Rachel Wallace, president of Shades of Ebony, said in her welcoming remarks that she is proud of how much Women’s Week, now in its fourth year, has grown.
“When I was just a freshman, I remembered upperclassmen asking us to help them with an idea they had, and they wanted to celebrate women and 40 years of women at Notre Dame,” she said. “We started out with the GRC doing three events in the spring of 2013, and this year, we have six events. We’ve really come a long way.”
According to Wallace, the Women’s Week theme reflects the theme for National Women’s Month; this year, the theme is “Working to Form a More Perfect Union: Honoring Women in Public Service and Government.” The dinner featured Kym Worthy, the current prosecutor from Wayne County, Michigan, as the keynote speaker.
Worthy, who graduated from Notre Dame Law School in 1984, is known for filing charges against former Detroit Mayor Kwame Kilpatrick and for working on a massive backlog of unprocessed rape kits. Despite these high-profile cases, she said she never intended to be a prosecutor.

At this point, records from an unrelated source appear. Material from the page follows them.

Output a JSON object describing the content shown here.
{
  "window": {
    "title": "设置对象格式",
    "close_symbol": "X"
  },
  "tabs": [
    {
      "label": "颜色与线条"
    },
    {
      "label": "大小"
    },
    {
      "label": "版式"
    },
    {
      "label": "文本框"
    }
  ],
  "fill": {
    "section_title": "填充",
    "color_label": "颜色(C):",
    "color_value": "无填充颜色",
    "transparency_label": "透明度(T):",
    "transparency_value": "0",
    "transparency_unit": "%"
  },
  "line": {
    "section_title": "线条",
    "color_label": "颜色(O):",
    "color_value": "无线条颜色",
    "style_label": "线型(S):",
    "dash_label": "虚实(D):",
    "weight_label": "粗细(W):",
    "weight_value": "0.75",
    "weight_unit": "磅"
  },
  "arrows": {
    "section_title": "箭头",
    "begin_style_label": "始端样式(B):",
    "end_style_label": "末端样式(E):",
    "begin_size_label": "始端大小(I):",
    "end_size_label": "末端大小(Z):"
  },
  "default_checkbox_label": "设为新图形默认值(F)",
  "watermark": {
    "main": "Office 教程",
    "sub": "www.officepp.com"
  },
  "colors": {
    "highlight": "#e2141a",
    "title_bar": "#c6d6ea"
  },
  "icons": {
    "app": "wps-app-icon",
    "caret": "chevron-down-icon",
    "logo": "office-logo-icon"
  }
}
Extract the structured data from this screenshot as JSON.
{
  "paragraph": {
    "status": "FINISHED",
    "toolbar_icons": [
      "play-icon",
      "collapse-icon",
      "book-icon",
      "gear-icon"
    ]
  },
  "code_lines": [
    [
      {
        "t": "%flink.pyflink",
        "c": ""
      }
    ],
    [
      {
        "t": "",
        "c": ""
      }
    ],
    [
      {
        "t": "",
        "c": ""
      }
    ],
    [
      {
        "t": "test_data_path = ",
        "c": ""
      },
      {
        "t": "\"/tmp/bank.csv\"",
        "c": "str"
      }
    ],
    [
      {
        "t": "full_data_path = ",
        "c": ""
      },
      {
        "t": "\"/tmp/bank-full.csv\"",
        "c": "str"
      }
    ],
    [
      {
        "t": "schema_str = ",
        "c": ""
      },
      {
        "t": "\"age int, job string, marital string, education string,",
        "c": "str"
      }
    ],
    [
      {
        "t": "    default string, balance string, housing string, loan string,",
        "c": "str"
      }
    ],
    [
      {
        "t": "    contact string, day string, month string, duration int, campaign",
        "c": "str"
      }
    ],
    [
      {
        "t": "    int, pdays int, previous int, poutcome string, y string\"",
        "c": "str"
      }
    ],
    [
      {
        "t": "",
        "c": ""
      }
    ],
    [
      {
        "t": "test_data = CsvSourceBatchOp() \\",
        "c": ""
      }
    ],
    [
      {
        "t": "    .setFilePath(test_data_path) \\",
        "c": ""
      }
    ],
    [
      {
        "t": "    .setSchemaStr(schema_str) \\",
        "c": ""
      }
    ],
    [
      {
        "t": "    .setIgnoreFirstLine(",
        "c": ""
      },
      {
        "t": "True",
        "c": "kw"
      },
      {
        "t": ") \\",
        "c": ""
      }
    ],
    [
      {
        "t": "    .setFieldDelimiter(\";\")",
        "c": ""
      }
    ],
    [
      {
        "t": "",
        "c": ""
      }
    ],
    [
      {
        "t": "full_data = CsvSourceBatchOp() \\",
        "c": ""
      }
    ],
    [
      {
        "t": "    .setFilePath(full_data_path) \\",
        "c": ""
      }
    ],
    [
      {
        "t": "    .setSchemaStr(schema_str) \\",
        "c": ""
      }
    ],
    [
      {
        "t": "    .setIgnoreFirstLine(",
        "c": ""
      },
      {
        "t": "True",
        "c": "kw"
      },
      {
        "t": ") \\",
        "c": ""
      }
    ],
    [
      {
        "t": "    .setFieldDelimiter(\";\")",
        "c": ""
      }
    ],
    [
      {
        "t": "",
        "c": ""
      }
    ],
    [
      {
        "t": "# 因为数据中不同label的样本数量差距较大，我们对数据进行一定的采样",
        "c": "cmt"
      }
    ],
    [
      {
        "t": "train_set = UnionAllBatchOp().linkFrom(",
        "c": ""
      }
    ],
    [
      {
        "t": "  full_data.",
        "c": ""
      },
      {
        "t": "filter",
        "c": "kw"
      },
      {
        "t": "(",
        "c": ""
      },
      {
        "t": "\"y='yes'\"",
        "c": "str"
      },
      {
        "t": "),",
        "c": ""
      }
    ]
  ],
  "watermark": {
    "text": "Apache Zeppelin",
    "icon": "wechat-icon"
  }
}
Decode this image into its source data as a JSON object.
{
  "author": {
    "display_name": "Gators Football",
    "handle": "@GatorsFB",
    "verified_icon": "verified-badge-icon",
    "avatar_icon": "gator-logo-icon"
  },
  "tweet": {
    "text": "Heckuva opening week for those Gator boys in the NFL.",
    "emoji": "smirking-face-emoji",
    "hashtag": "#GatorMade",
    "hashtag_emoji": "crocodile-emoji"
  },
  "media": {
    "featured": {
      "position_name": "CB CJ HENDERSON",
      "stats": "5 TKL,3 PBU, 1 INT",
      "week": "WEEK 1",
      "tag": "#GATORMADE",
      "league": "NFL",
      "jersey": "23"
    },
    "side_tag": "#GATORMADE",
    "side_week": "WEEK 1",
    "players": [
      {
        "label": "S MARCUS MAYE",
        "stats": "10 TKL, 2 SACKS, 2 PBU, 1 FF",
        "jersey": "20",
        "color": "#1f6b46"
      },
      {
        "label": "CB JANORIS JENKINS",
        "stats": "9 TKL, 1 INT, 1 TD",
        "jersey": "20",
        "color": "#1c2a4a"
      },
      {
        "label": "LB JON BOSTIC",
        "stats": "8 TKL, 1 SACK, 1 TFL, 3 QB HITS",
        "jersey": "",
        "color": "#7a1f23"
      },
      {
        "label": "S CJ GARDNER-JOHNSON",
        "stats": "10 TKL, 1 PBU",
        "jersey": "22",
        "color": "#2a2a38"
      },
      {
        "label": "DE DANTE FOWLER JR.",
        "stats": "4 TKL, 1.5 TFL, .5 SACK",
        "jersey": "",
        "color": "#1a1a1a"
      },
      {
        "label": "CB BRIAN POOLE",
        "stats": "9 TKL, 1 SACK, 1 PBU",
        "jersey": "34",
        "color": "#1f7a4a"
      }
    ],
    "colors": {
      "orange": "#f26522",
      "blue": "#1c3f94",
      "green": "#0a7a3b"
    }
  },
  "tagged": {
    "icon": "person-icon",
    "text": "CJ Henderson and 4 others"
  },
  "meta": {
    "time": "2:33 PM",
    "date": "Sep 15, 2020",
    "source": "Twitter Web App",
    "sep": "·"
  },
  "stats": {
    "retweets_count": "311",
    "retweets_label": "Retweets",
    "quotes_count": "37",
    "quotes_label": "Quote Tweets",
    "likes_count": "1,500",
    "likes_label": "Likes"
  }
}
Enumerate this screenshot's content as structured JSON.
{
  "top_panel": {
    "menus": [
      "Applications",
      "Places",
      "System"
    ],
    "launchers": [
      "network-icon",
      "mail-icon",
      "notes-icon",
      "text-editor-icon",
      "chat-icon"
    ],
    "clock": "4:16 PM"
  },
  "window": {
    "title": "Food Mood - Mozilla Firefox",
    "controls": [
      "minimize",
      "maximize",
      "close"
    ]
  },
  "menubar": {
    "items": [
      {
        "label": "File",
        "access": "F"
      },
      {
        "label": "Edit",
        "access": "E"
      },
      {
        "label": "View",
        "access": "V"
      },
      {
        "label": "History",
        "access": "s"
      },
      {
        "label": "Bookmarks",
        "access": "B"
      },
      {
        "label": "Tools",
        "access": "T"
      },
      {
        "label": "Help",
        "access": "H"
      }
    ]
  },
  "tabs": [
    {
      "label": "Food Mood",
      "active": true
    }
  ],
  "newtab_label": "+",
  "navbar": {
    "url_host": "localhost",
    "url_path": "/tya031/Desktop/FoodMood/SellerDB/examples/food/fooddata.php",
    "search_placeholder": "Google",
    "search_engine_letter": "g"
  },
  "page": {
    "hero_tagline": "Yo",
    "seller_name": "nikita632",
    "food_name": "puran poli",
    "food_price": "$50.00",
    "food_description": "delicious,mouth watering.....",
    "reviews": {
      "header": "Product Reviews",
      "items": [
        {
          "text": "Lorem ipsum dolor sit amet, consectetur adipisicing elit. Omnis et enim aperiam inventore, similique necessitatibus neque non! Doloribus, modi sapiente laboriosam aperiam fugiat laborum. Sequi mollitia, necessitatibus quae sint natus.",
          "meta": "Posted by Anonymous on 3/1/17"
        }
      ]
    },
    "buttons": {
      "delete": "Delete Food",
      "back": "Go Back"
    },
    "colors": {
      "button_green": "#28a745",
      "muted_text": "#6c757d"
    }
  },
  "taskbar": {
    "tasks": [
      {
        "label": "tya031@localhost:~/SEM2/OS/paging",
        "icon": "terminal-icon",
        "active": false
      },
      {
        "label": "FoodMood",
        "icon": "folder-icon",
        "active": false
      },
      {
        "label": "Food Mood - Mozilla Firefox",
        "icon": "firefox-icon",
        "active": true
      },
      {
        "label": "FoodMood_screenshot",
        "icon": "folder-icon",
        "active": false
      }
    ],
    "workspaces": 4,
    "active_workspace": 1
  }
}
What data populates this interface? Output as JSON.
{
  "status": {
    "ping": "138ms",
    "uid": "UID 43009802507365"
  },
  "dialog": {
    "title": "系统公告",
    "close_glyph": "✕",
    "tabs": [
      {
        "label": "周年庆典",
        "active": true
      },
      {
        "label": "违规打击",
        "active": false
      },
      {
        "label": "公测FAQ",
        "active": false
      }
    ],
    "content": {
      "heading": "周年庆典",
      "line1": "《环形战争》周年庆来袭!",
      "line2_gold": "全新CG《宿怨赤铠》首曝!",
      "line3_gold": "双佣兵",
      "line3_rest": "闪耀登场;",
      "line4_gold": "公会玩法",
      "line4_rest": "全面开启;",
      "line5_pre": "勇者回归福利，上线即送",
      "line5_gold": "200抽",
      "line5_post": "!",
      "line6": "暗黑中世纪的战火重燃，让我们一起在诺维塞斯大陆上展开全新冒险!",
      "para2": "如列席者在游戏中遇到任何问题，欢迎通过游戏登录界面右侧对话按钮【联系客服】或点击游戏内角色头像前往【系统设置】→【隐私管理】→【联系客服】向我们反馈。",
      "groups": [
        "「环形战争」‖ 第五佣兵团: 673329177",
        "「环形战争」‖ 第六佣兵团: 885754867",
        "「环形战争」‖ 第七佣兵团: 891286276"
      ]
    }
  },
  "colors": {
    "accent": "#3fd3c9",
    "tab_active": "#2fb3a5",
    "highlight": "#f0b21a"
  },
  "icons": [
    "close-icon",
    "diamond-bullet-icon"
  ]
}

“At that time, there weren’t very many female prosecutors at all,” Worthy said. “There weren’t many women, there certainly weren’t many people of color in the office — they kind of had the same view I had at the time, a skewed view that prosecutors were there to put African Americans in jail. That’s not true, but perception is reality for most people.”
Much of Worthy’s work has been devoted to domestic abuse, sexual assault and other women’s issues. According to her, these issues need to be addressed more fully.
“Why can we only be a more perfect union by paying attention to so-called ‘women’s issues?’ Because they’re exactly the issues we aren’t addressing,” she said. “And I feel they wouldn’t be ignored if it weren’t primarily female victims.”
In 2009, 11,000 abandoned unprocessed rape kits were found in a Detroit Police Warehouse. Worthy said it was extremely difficult to get funding from the city to test the kits and carry out prosecutions, if possible.
“Nobody was interested. Nobody wanted to help,” she said. “The police department wanted it to go away — it wasn’t on their watch. They didn’t care that it represented 11,000 victims.”
Some of the rape kits dated back 35 years, according to Worthy. She said while some women use the kits to make sure they’re not pregnant or have any STDs, most victims do it because they want justice.
“Women do it because they want to find their perpetrator,” Worthy said. “So, can you imagine finding out that, not only were you assaulted, not only did you go through that rape kit process, but that rape kit sat on a shelf for 30 years and nobody did anything about it?”
In order to form a more perfect union, Worthy said the country needs to stop neglecting women’s issues, because they affect everyone.
“We have to break the domestic abuse cycle,” she said. “We have to break the sexual assault cycle. We have to look at sexual assault in a different way — it’s the forgotten crime, no one really cares about it. If we want to have a more perfect union, we have to reexamine these issues, and it has to start with prosecutors.”